Please post your traditions, special foods, recipes and Rosh Hashana memories here if you like.


----------



## SmoothSeas (Sep 3, 2021)

Well, back in the late 60's, I met this young Jewish fellow who was hitchhiking around the country.  We hooked up for a few weeks, then he returned home to Brooklyn for college.  Convinced he was my soulmate, I soon followed.

His family was aghast,  Here I was, the dreaded shiksala.  It took 5-tears for that relationship to achieve it's half like.  His relatives had finally accepted me and demanded to know why he'd let me get away...


----------



## RadishRose (Sep 3, 2021)

SmoothSeas said:


> Well, back in the late 60's, I met this young Jewish fellow who was hitchhiking around the country.  We hooked up for a few weeks, then he returned home to Brooklyn for college.  Convinced he was my soulmate, I soon followed.
> 
> His family was aghast,  Here I was, the dreaded shiksala.  It took 5-tears for that relationship to achieve it's half like.  His realities had finally accepted me and demanded to know why he'd let me get away...


 If I'm understanding correctly, it was meant to be!


----------



## SmoothSeas (Sep 3, 2021)

RadishRose said:


> If I'm understanding correctly, it was meant to be!



well, we were rather young  -  late teens / early 20's  -  too young to realize that everything in life, like the phases of the moon, waxes and wanes.

life goes on and we continue to respire.

happy holiday to one and all...


----------



## Pinky (Sep 3, 2021)




----------



## CinnamonSugar (Sep 3, 2021)

Best wishes for a blessed New Year!


----------



## Shero (Sep 3, 2021)

*L'Shana Tovah tikatevu to our Jewish friends and extended family *


----------



## Pepper (Sep 4, 2021)

RR, your pic of that young woman blowing the shofar is absolutely beautiful & inspiring.


----------



## RadishRose (Sep 4, 2021)

Pepper said:


> RR, your pic of that young woman blowing the shofar is absolutely beautiful & inspiring.


Glad you like it.


----------



## SeaBreeze (Sep 5, 2021)




----------



## Murrmurr (Sep 5, 2021)

We had a pomegranate tree on the farm.
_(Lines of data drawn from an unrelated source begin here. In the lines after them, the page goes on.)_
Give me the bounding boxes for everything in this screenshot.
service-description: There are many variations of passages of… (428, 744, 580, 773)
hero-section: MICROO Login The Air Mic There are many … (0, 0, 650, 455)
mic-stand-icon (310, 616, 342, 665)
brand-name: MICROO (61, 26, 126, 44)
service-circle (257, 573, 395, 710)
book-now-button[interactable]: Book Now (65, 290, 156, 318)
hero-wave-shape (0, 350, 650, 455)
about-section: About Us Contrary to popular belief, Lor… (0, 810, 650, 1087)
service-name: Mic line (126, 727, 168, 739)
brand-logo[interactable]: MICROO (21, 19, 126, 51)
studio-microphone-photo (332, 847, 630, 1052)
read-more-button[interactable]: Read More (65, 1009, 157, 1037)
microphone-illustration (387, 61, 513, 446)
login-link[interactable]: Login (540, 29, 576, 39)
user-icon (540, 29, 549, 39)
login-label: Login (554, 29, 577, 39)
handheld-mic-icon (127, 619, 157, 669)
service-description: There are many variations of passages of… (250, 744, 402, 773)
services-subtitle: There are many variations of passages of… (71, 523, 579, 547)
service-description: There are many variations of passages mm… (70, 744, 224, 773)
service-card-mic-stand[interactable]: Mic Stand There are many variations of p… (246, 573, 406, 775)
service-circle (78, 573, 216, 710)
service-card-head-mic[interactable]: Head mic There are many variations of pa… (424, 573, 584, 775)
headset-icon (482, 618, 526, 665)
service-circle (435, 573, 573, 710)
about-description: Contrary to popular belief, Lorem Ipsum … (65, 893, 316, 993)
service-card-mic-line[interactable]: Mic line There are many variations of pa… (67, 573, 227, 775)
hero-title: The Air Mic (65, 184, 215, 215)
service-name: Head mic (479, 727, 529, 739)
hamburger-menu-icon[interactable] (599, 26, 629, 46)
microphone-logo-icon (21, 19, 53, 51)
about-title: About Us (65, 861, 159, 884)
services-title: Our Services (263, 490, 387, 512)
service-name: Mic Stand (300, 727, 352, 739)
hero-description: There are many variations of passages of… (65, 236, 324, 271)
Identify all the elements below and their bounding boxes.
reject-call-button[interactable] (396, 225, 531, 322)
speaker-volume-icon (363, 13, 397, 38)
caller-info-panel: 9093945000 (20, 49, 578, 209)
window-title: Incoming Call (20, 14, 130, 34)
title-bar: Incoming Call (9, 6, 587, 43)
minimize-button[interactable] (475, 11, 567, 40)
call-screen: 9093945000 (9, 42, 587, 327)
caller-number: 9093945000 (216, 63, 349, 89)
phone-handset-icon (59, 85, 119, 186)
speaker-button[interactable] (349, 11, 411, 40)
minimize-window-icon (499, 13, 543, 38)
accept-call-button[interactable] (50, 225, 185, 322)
You eat a pomegranate before the Rosh Hashana meal, counting the seeds as you eat them. The number of seeds is the number of good deeds you will do in the coming year. I remember sitting at the outside table, counting seeds with my uncle and cousins while my mom and my aunt cooked the food and got the inside table ready.

Dinner was usually a huge baked salmon, head and all. The men all ate a part of the fish's head after my uncle stood up and said "let us be the head and not the tail", which means "be a leader, not a follower" and also "don't let yourself be led blindly." We also ate a braided wreath of bread - you tear off a piece and dip it in honey, symbolizing a sweet year ahead.


----------



## Tish (Sep 5, 2021)

Happy New Year!


----------



## Dancing_Queen (Sep 5, 2021)

Shana tova all!  We really didn't celebrate much of anything unless we went to family and that was for Pesach and Thanksgiving.


----------



## Jules (Sep 5, 2021)

Happy Rosh Hashanah!


----------



## Ruth n Jersey (Sep 5, 2021)

Happy New Year.


----------



## Pink Biz (Sep 5, 2021)




----------



## FastTrax (Sep 5, 2021)

20 hours, 46 minutes away


----------



## Sunny (Sep 8, 2021)

Apples and honey are a traditional Rosh Hashanah food, as they symbolize a sweet year.


----------



## oldiebutgoody (Sep 8, 2021)

_L'Shana Tovah one & all. _


----------



## PamfromTx (Sep 8, 2021)




----------